此事多少有些难以开口,周文宾叹了一声,道:“浙江巡抚严景龙之子严耒吉曾抬了一幅八宝屏来家中换湘儿,此事想必你也知晓。此次正是那严耒吉将湘儿掳了去软禁了起来。严耒吉最终无法得手,便将湘儿送给了一个痴大汉为妻,在路上湘儿逃了,还弄伤了手。”
文徵明急道:“湘儿可还无恙?”
周文宾道:“身上倒是不妨事,只是皮肉之伤罢了。衡山,湘儿虽一向顽皮,却也知名节攸关,你切莫误会。”

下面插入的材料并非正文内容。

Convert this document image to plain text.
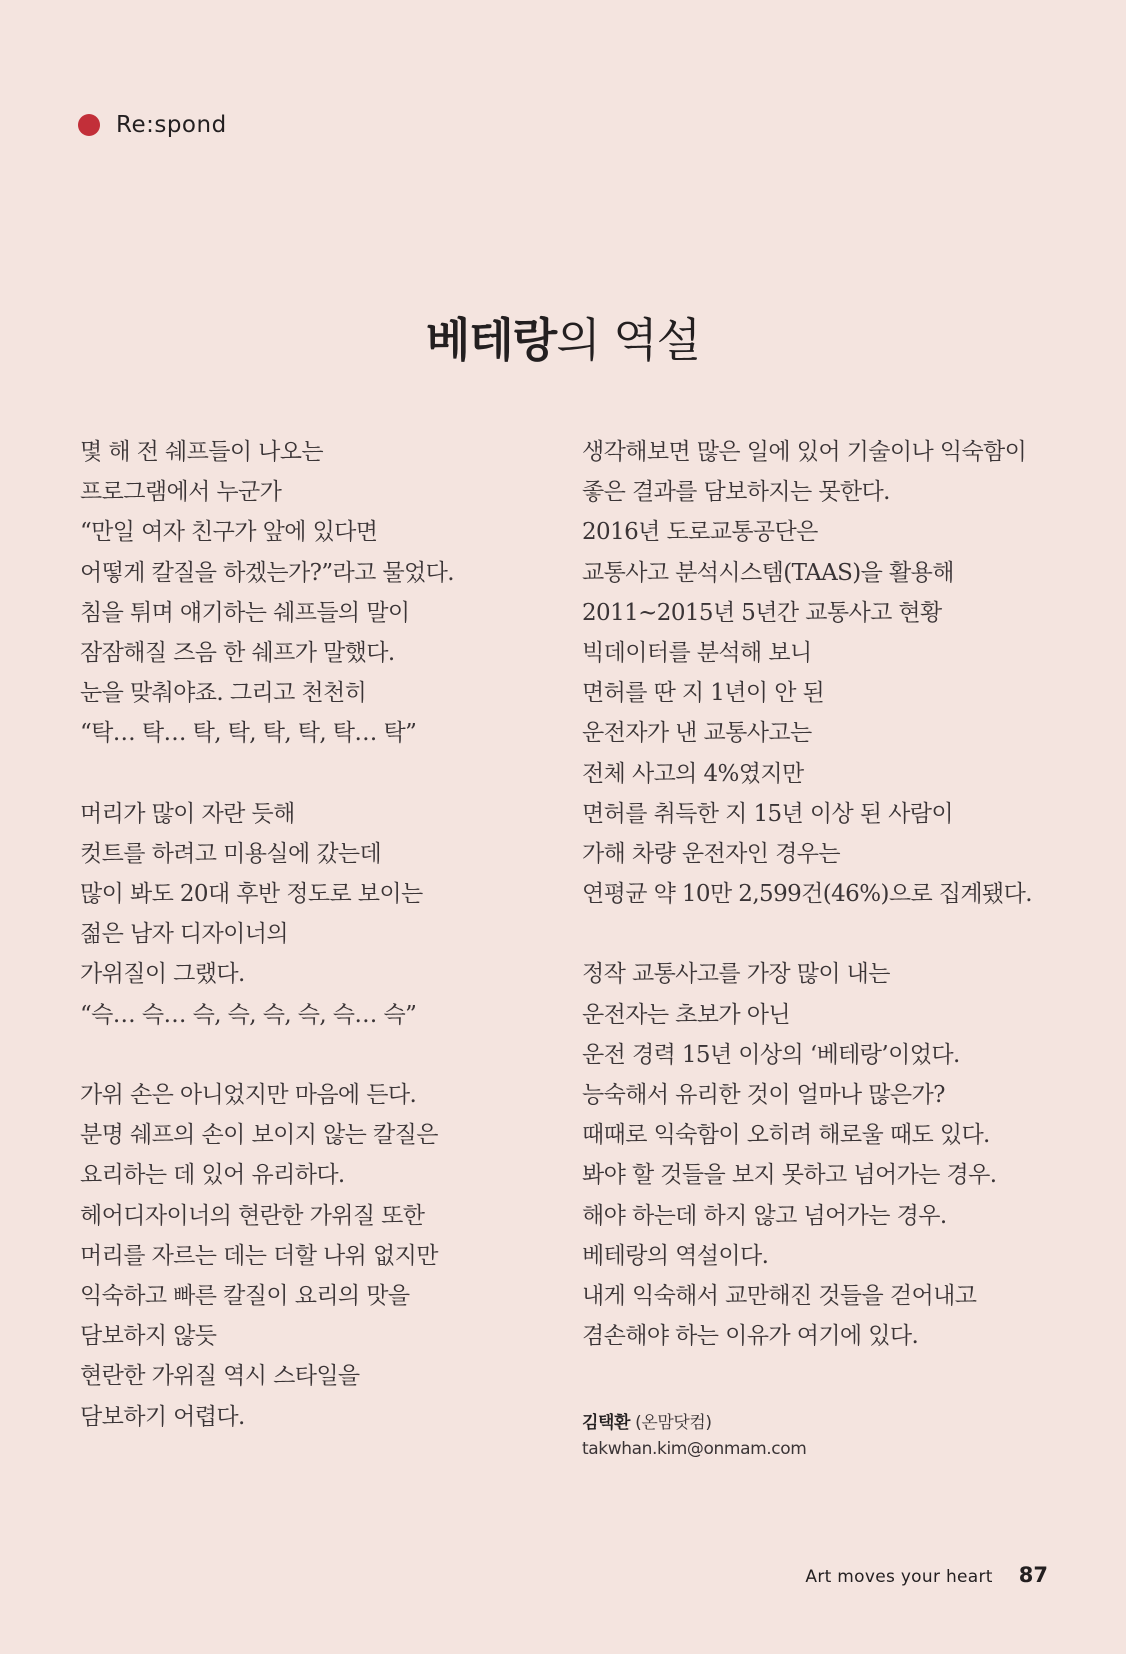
Re:spond
베테랑의 역설
몇 해 전 쉐프들이 나오는
프로그램에서 누군가
“만일 여자 친구가 앞에 있다면
어떻게 칼질을 하겠는가?”라고 물었다.
침을 튀며 얘기하는 쉐프들의 말이
잠잠해질 즈음 한 쉐프가 말했다.
눈을 맞춰야죠. 그리고 천천히
“탁… 탁… 탁, 탁, 탁, 탁, 탁… 탁”
머리가 많이 자란 듯해
컷트를 하려고 미용실에 갔는데
많이 봐도 20대 후반 정도로 보이는
젊은 남자 디자이너의
가위질이 그랬다.
“슥… 슥… 슥, 슥, 슥, 슥, 슥… 슥”
가위 손은 아니었지만 마음에 든다.
분명 쉐프의 손이 보이지 않는 칼질은
요리하는 데 있어 유리하다.
헤어디자이너의 현란한 가위질 또한
머리를 자르는 데는 더할 나위 없지만
익숙하고 빠른 칼질이 요리의 맛을
담보하지 않듯
현란한 가위질 역시 스타일을
담보하기 어렵다.
생각해보면 많은 일에 있어 기술이나 익숙함이
좋은 결과를 담보하지는 못한다.
2016년 도로교통공단은
교통사고 분석시스템(TAAS)을 활용해
2011~2015년 5년간 교통사고 현황
빅데이터를 분석해 보니
면허를 딴 지 1년이 안 된
운전자가 낸 교통사고는
전체 사고의 4%였지만
면허를 취득한 지 15년 이상 된 사람이
가해 차량 운전자인 경우는
연평균 약 10만 2,599건(46%)으로 집계됐다.
정작 교통사고를 가장 많이 내는
운전자는 초보가 아닌
운전 경력 15년 이상의 ‘베테랑’이었다.
능숙해서 유리한 것이 얼마나 많은가?
때때로 익숙함이 오히려 해로울 때도 있다.
봐야 할 것들을 보지 못하고 넘어가는 경우.
해야 하는데 하지 않고 넘어가는 경우.
베테랑의 역설이다.
내게 익숙해서 교만해진 것들을 걷어내고
겸손해야 하는 이유가 여기에 있다.
김택환 (온맘닷컴)
takwhan.kim@onmam.com
Art moves your heart 87
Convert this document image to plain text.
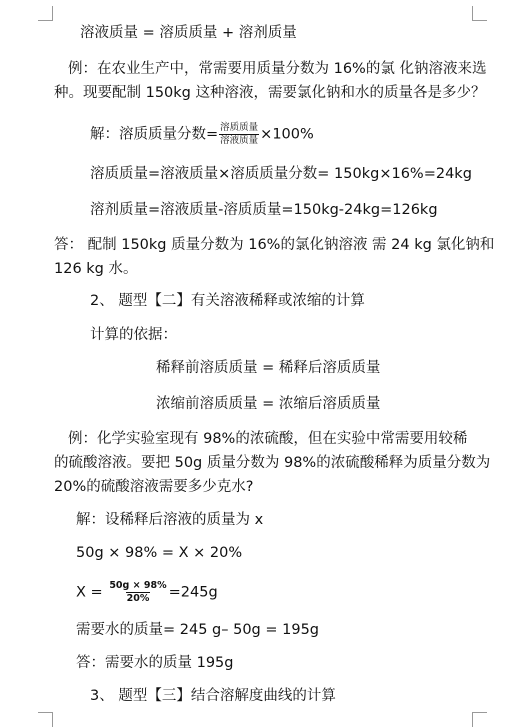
溶液质量 = 溶质质量 + 溶剂质量
例：在农业生产中，常需要用质量分数为 16%的氯 化钠溶液来选
种。现要配制 150kg 这种溶液，需要氯化钠和水的质量各是多少？
解：溶质质量分数= $\frac{\text{溶质质量}}{\text{溶液质量}} \times 100\%$
溶质质量=溶液质量×溶质质量分数= 150kg×16%=24kg
溶剂质量=溶液质量-溶质质量=150kg-24kg=126kg
答： 配制 150kg 质量分数为 16%的氯化钠溶液 需 24 kg 氯化钠和
126 kg 水。
2、 题型【二】有关溶液稀释或浓缩的计算
计算的依据：
稀释前溶质质量 = 稀释后溶质质量
浓缩前溶质质量 = 浓缩后溶质质量
例：化学实验室现有 98%的浓硫酸，但在实验中常需要用较稀
的硫酸溶液。要把 50g 质量分数为 98%的浓硫酸稀释为质量分数为
20%的硫酸溶液需要多少克水?
解：设稀释后溶液的质量为 x
50g × 98% = X × 20%
$X = \frac{50g \times 98\%}{20\%} =245g$
需要水的质量= 245 g– 50g = 195g
答：需要水的质量 195g
3、 题型【三】结合溶解度曲线的计算
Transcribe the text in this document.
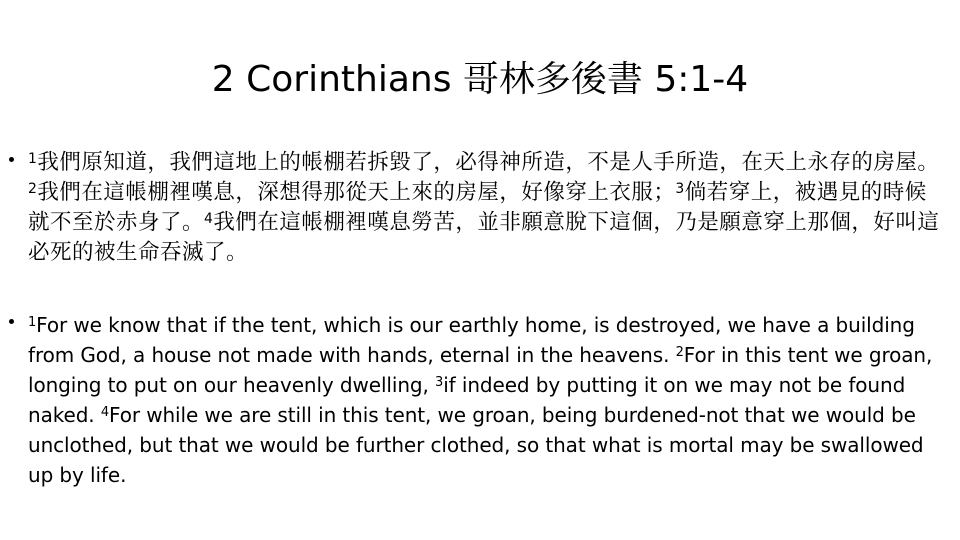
2 Corinthians 哥林多後書 5:1-4

$^1$我們原知道，我們這地上的帳棚若拆毀了，必得神所造，不是人手所造，在天上永存的房屋。$^2$我們在這帳棚裡嘆息，深想得那從天上來的房屋，好像穿上衣服；$^3$倘若穿上，被遇見的時候就不至於赤身了。$^4$我們在這帳棚裡嘆息勞苦，並非願意脫下這個，乃是願意穿上那個，好叫這必死的被生命吞滅了。

$^1$For we know that if the tent, which is our earthly home, is destroyed, we have a building from God, a house not made with hands, eternal in the heavens. $^2$For in this tent we groan, longing to put on our heavenly dwelling, $^3$if indeed by putting it on we may not be found naked. $^4$For while we are still in this tent, we groan, being burdened-not that we would be unclothed, but that we would be further clothed, so that what is mortal may be swallowed up by life.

文徵明摇头道:“逸卿,我问的不是她清白失存与否,而是她伤势如何。湘儿于我,重若性命,即使她丢了清白,那又如何?即便心头不快,难道我会希望她为了我以死保节么?人若死了,我还要她名节作甚?人人以为我食古不化,但对于身死事小失节事大这句话,我却不敢完全苟同。她为我丢了性命,名节是保住了,只留一座孤冢,我至多给她竖一个烈女碑,他日我却欢欢喜喜娶别的女子进门,与别人白头偕老,这种舍本逐末之事我文徵明做不出来。”